Confronting your accusers

Part of due process is being able to confront your accuser(s). Apparently that isn’t part of the law in some cases in the UK and this guy spent five years in jail before they figured out the accuser was a liar:

A father who served five years in jail for sexually assaulting a woman had his conviction quashed yesterday after new evidence suggested his victim was a liar who inflicted her own injuries.

Warren Blackwell, 36, embraced his wife, Tanya, outside the Court of Appeal in London, saying he would always love her for standing by him. But the ordeal made him “a very angry man indeed”.

“It took the police and the justice system nine months to convict me of a crime that not only did I not commit, but a crime that never even took place,” he said in a statement read by his solicitor.

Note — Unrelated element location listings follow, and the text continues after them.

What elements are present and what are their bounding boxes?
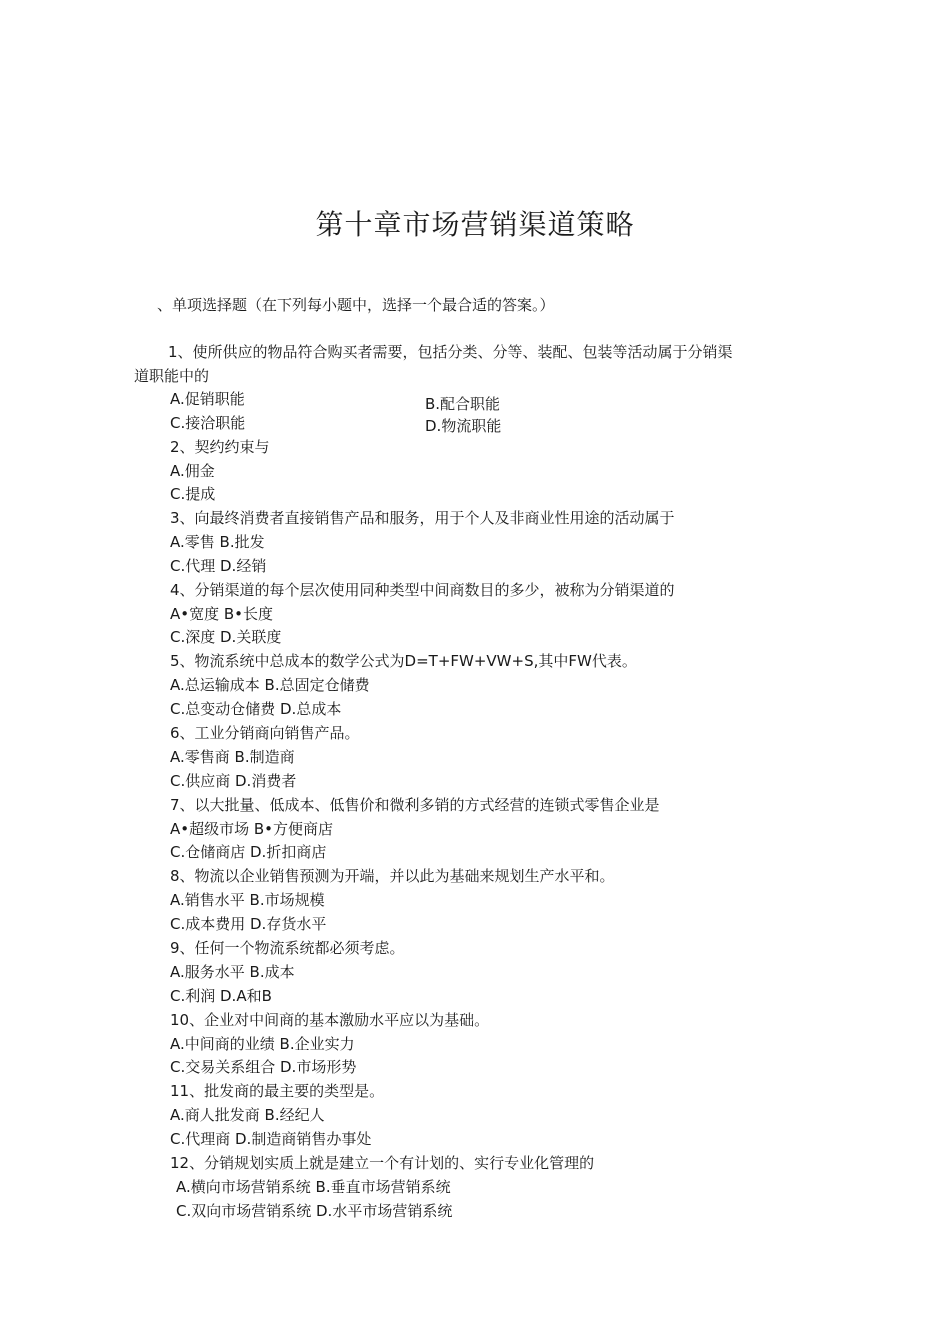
q7-stem: 7、以大批量、低成本、低售价和微利多销的方式经营的连锁式零售企业是	[170, 796, 660, 814]
q1-option-c: C.接洽职能	[170, 414, 246, 432]
q6-options-ab: A.零售商 B.制造商	[170, 748, 295, 766]
q4-options-ab: A•宽度 B•长度	[170, 605, 274, 623]
q10-stem: 10、企业对中间商的基本激励水平应以为基础。	[170, 1011, 490, 1029]
q2-stem: 2、契约约束与	[170, 438, 270, 456]
q2-option-c: C.提成	[170, 485, 216, 503]
q1-option-b: B.配合职能	[425, 395, 501, 413]
q4-stem: 4、分销渠道的每个层次使用同种类型中间商数目的多少，被称为分销渠道的	[170, 581, 675, 599]
q7-options-cd: C.仓储商店 D.折扣商店	[170, 843, 327, 861]
q2-option-a: A.佣金	[170, 462, 215, 480]
q11-stem: 11、批发商的最主要的类型是。	[170, 1082, 385, 1100]
q3-options-cd: C.代理 D.经销	[170, 557, 267, 575]
q3-options-ab: A.零售 B.批发	[170, 533, 265, 551]
q8-stem: 8、物流以企业销售预测为开端，并以此为基础来规划生产水平和。	[170, 867, 615, 885]
q11-options-ab: A.商人批发商 B.经纪人	[170, 1106, 325, 1124]
q10-options-ab: A.中间商的业绩 B.企业实力	[170, 1035, 355, 1053]
q12-options-cd: C.双向市场营销系统 D.水平市场营销系统	[176, 1202, 453, 1220]
q8-options-cd: C.成本费用 D.存货水平	[170, 915, 327, 933]
q8-options-ab: A.销售水平 B.市场规模	[170, 891, 325, 909]
q12-options-ab: A.横向市场营销系统 B.垂直市场营销系统	[176, 1178, 451, 1196]
q11-options-cd: C.代理商 D.制造商销售办事处	[170, 1130, 372, 1148]
q1-option-a: A.促销职能	[170, 390, 245, 408]
q1-stem-line1: 1、使所供应的物品符合购买者需要，包括分类、分等、装配、包装等活动属于分销渠	[168, 343, 733, 361]
q9-options-ab: A.服务水平 B.成本	[170, 963, 295, 981]
q12-stem: 12、分销规划实质上就是建立一个有计划的、实行专业化管理的	[170, 1154, 595, 1172]
q4-options-cd: C.深度 D.关联度	[170, 628, 282, 646]
q9-stem: 9、任何一个物流系统都必须考虑。	[170, 939, 405, 957]
page-title: 第十章市场营销渠道策略	[315, 208, 635, 241]
q7-options-ab: A•超级市场 B•方便商店	[170, 820, 334, 838]
q9-options-cd: C.利润 D.A和B	[170, 987, 272, 1005]
q1-option-d: D.物流职能	[425, 417, 502, 435]
q5-options-ab: A.总运输成本 B.总固定仓储费	[170, 676, 370, 694]
q6-options-cd: C.供应商 D.消费者	[170, 772, 297, 790]
q10-options-cd: C.交易关系组合 D.市场形势	[170, 1058, 357, 1076]
q5-stem: 5、物流系统中总成本的数学公式为D=T+FW+VW+S,其中FW代表。	[170, 652, 637, 670]
q3-stem: 3、向最终消费者直接销售产品和服务，用于个人及非商业性用途的活动属于	[170, 509, 675, 527]
q6-stem: 6、工业分销商向销售产品。	[170, 724, 360, 742]
q5-options-cd: C.总变动仓储费 D.总成本	[170, 700, 342, 718]
q1-stem-line2: 道职能中的	[134, 367, 210, 385]
section-heading: 、单项选择题（在下列每小题中，选择一个最合适的答案。）	[157, 296, 555, 314]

And not only that she still can’t be named:

“It has taken almost seven years to clear my name.” The court was told that the woman, who cannot be named, had made strikingly similar claims of other sex attacks, had an ability to lie and a possible propensity to self harm.

Mr Justice Tugendhat said that when Parliament passed the law granting lifetime anon-ymity to complainants in sex cases it did not contemplate someone acting as she had.

“There may, in future, be another case in which she makes allegations against another man.”

We have a Constitution which was designed to prevent these sort of abuses by government. It’s too bad our government doesn’t abide by it. But at least it gives us a clear goal in our pursuit of regaining our freedom.